Scientific Classification:

Family: Crassulaceae
Subfamily: Crassuloideae
Genus: Crassula

Scientific Name: Crassula multicava Lem.
Synonyms: Crassula ericoides subsp. ericoides, Septimia multicava, Crassula quadrifida
Common Names: Fairy Crassula, Pitted Crassula, London Pride, Mosquito Flower, Cape Province Pygmyweed

Crassula multicava (Fairy Crassula)

How to grow and maintain Crassula multicava (Fairy Crassula):

It thrives best in bright light with some direct sunlight. A sunny windowsill will be an ideal position for these plants. They will not flower without sunlight and inadequate light will cause developing spindly growth.

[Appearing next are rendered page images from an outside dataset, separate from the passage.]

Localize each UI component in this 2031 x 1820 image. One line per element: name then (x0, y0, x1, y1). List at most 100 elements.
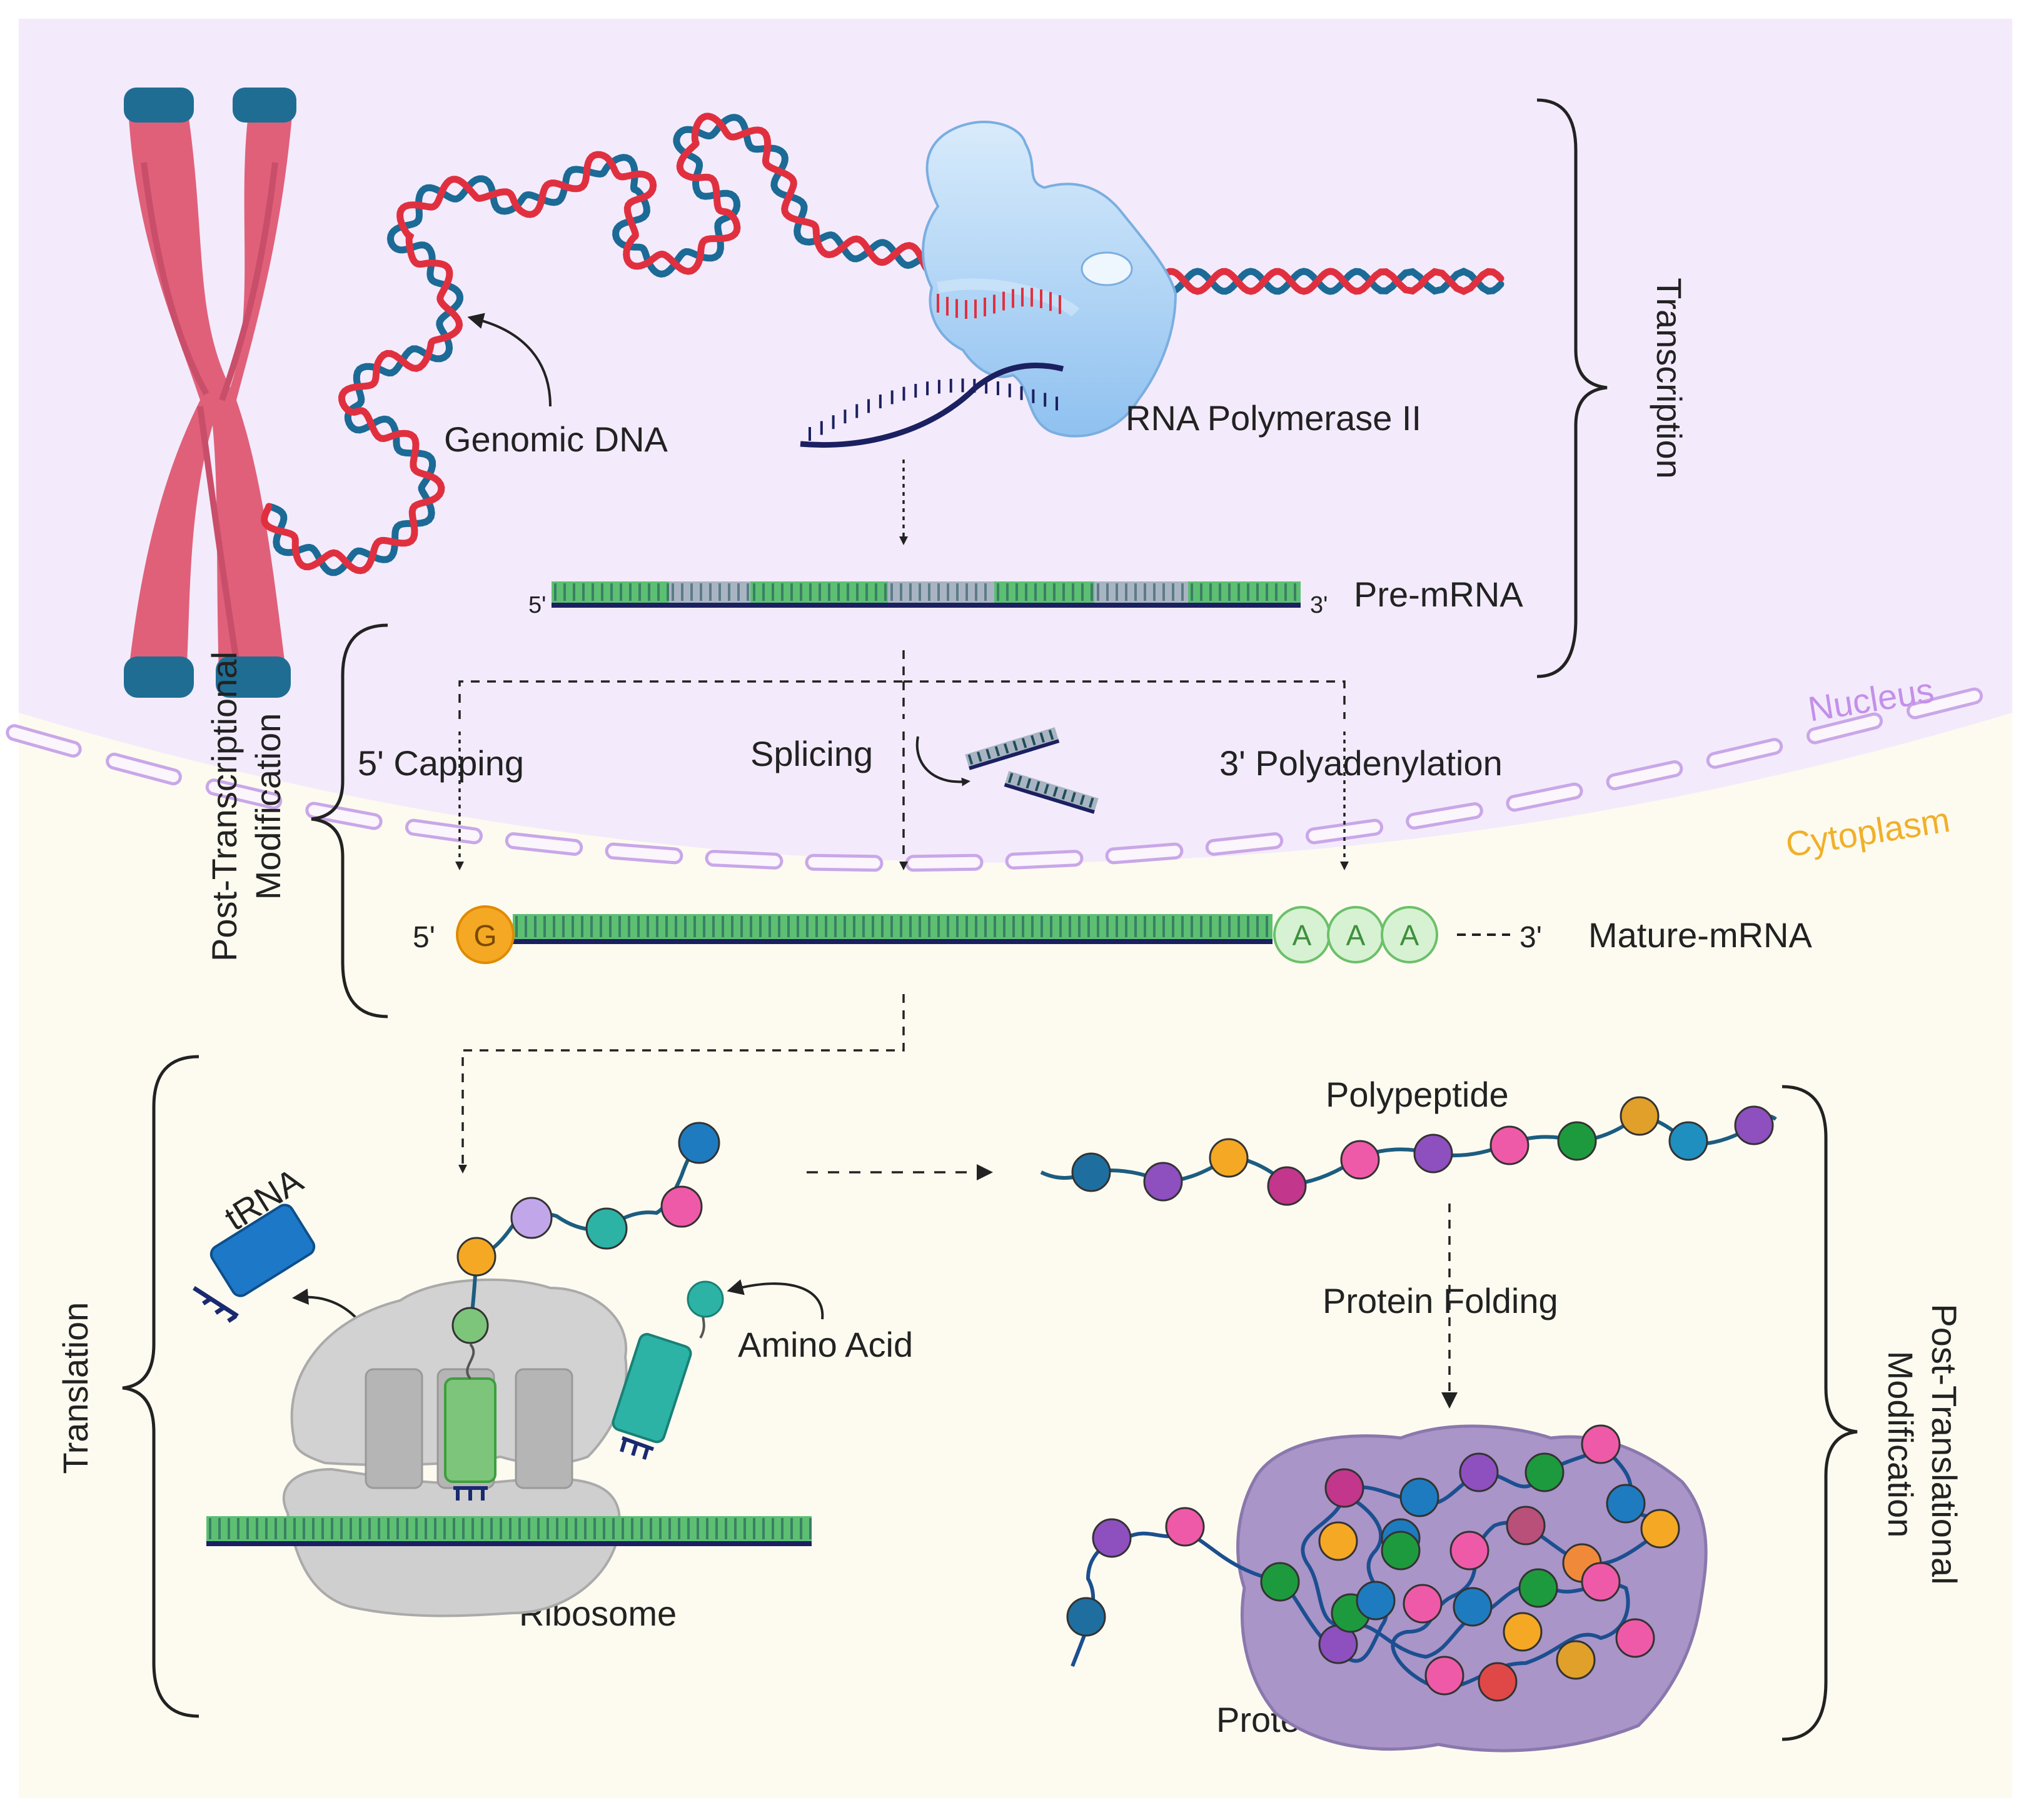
label-genomic-dna: Genomic DNA (444, 420, 668, 459)
spliced-introns (965, 727, 1099, 814)
amino-acid-bead (660, 1185, 703, 1228)
label-mature-mrna: Mature-mRNA (1588, 915, 1812, 955)
intron-base (1004, 743, 1009, 754)
amino-acid-bead (1734, 1105, 1774, 1145)
intron (965, 727, 1060, 770)
arrow-premrna-branch (458, 650, 1346, 719)
growing-peptide-chain (451, 1122, 724, 1344)
label-rna-polymerase: RNA Polymerase II (1126, 398, 1421, 438)
protein-residue (1478, 1662, 1518, 1702)
protein-residue (1459, 1452, 1499, 1492)
protein-residue (1324, 1468, 1364, 1508)
label-polyadenylation: 3' Polyadenylation (1219, 743, 1503, 783)
amino-acid-bead (1489, 1125, 1530, 1165)
protein-residue (1260, 1562, 1300, 1602)
trna-exiting (193, 1204, 316, 1323)
amino-acid-bead (1668, 1121, 1708, 1161)
protein-residue (1453, 1587, 1493, 1627)
polypeptide-chain (1040, 1096, 1777, 1206)
amino-acid-bead (451, 1307, 489, 1344)
envelope-segment (605, 842, 683, 865)
pre-mrna-strand (552, 581, 1301, 608)
protein-residue (1399, 1477, 1439, 1517)
arrow-splicing-curve (915, 736, 970, 787)
amino-acid-bead (510, 1197, 553, 1239)
intron-base (1061, 789, 1067, 800)
post-transcriptional-bracket (311, 623, 388, 1018)
label-protein-folding: Protein Folding (1323, 1281, 1558, 1320)
intron-base (1026, 778, 1032, 789)
arrow-to-translation (458, 994, 905, 1174)
envelope-segment (6, 724, 82, 758)
mrna-backbone (552, 603, 1301, 608)
protein-residue (1606, 1484, 1646, 1524)
intron-base (1039, 732, 1045, 743)
stage-post-translational-line2: Modification (1881, 1351, 1920, 1538)
envelope-segment (1205, 832, 1284, 856)
envelope-segment (1005, 850, 1084, 870)
protein-residue (1449, 1531, 1489, 1571)
amino-acid-bead (1143, 1162, 1183, 1202)
intron-base (1021, 738, 1027, 748)
stage-transcription: Transcription (1650, 278, 1689, 479)
mrna-backbone (513, 939, 1273, 944)
intron-base (1088, 797, 1094, 808)
protein-residue (1640, 1509, 1680, 1549)
stage-post-transcriptional-line1: Post-Transcriptional (204, 651, 244, 962)
amino-acid-bead (1071, 1152, 1111, 1192)
intron-base (1044, 783, 1049, 795)
amino-acid-bead (1340, 1140, 1380, 1180)
envelope-segment (305, 802, 383, 830)
envelope-segment (205, 778, 283, 810)
amino-acid-bead (456, 1237, 496, 1277)
rna-polymerase (922, 121, 1177, 438)
mrna-segment (888, 581, 994, 603)
amino-acid-bead (1413, 1134, 1453, 1174)
envelope-segment (905, 853, 984, 872)
intron-base (1079, 795, 1086, 805)
intron-base (1017, 775, 1022, 787)
envelope-segment (705, 850, 784, 870)
arrow-amino-acid-pointer (727, 1279, 824, 1320)
label-mature-3prime: 3' (1519, 921, 1542, 954)
amino-acid-bead (1620, 1096, 1660, 1136)
label-splicing: Splicing (750, 734, 873, 773)
amino-acid-bead (678, 1122, 720, 1164)
arrow-genomic-dna-pointer (467, 313, 552, 407)
five-prime-cap: G (456, 905, 515, 964)
amino-acid-bead (1557, 1121, 1597, 1161)
ribosome-mrna (206, 1516, 812, 1546)
envelope-segment (405, 818, 483, 845)
protein-residue (1525, 1452, 1565, 1492)
label-polypeptide: Polypeptide (1326, 1075, 1509, 1114)
poly-a-2: A (1346, 919, 1366, 952)
protein-residue (1503, 1612, 1543, 1652)
intron-base (1012, 740, 1018, 752)
envelope-segment (1506, 782, 1583, 812)
envelope-segment (1606, 760, 1683, 790)
trna-entering (612, 1333, 692, 1460)
label-mature-5prime: 5' (413, 921, 435, 954)
protein-residue (1381, 1531, 1421, 1571)
label-amino-acid: Amino Acid (738, 1325, 913, 1364)
mature-mrna-strand (513, 914, 1273, 944)
envelope-segment (106, 752, 182, 786)
amino-acid-bead (1267, 1166, 1307, 1206)
envelope-segment (805, 853, 884, 872)
intron-base (985, 748, 991, 760)
protein-residue (1581, 1562, 1621, 1602)
envelope-segment (1706, 738, 1783, 769)
protein-residue (1165, 1507, 1205, 1547)
transcription-bracket (1536, 98, 1608, 678)
protein-residue (1092, 1518, 1132, 1558)
stage-post-translational-line1: Post-Translational (1925, 1304, 1964, 1584)
post-translational-bracket (1782, 1085, 1858, 1741)
intron-backbone (969, 739, 1060, 770)
envelope-segment (1806, 712, 1883, 745)
label-capping: 5' Capping (358, 743, 524, 783)
translation-bracket (122, 1055, 199, 1718)
mrna-segment (1188, 581, 1301, 603)
intron-base (1071, 792, 1076, 803)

It grows well in well-drained soil with a neutral pH. Add coconut coir and Pine bark to make the soil more drainage friendly.

Water regularly, during the growing season (April to September), but water sparingly when dormant (autumn and winter). Allow the top of the soil to slightly dry out before watering again.

It prefers ideal room temperatures of around 60°F – 75°F / 15.5°C – 24°C. During winter no less than 50°F / 10°C. Cold weather and damp weather is not good. It loses its color and turns yellow and mushy.

Fertilize every two weeks during the growing season, from spring through summer with a balanced liquid fertilizer diluted by half. Do not fertilize during the winter.

Re-pot in spring when the plant becomes root bound or the soil needs renewing. A good solid and heavy pot is best to use because of these plants are well known for being top-heavy. A heavy pot will prevent them from tipping over.

It can be easily propagated by stem cuttings, leaf cuttings or by basal offsets. The cuttings or offsets should be taken in spring. Take 2-3 inch long stem cuttings and plant it in a 2-3 inch pot of equal parts mixture of peat moss and sand and keep it at normal room temperature in the bright filtered light.

Pests and Diseases:
It has is no serious pest or disease problems. But they are susceptible to mealy bugs, aphids, and fungal diseases. Overwatering may cause the roots to rot.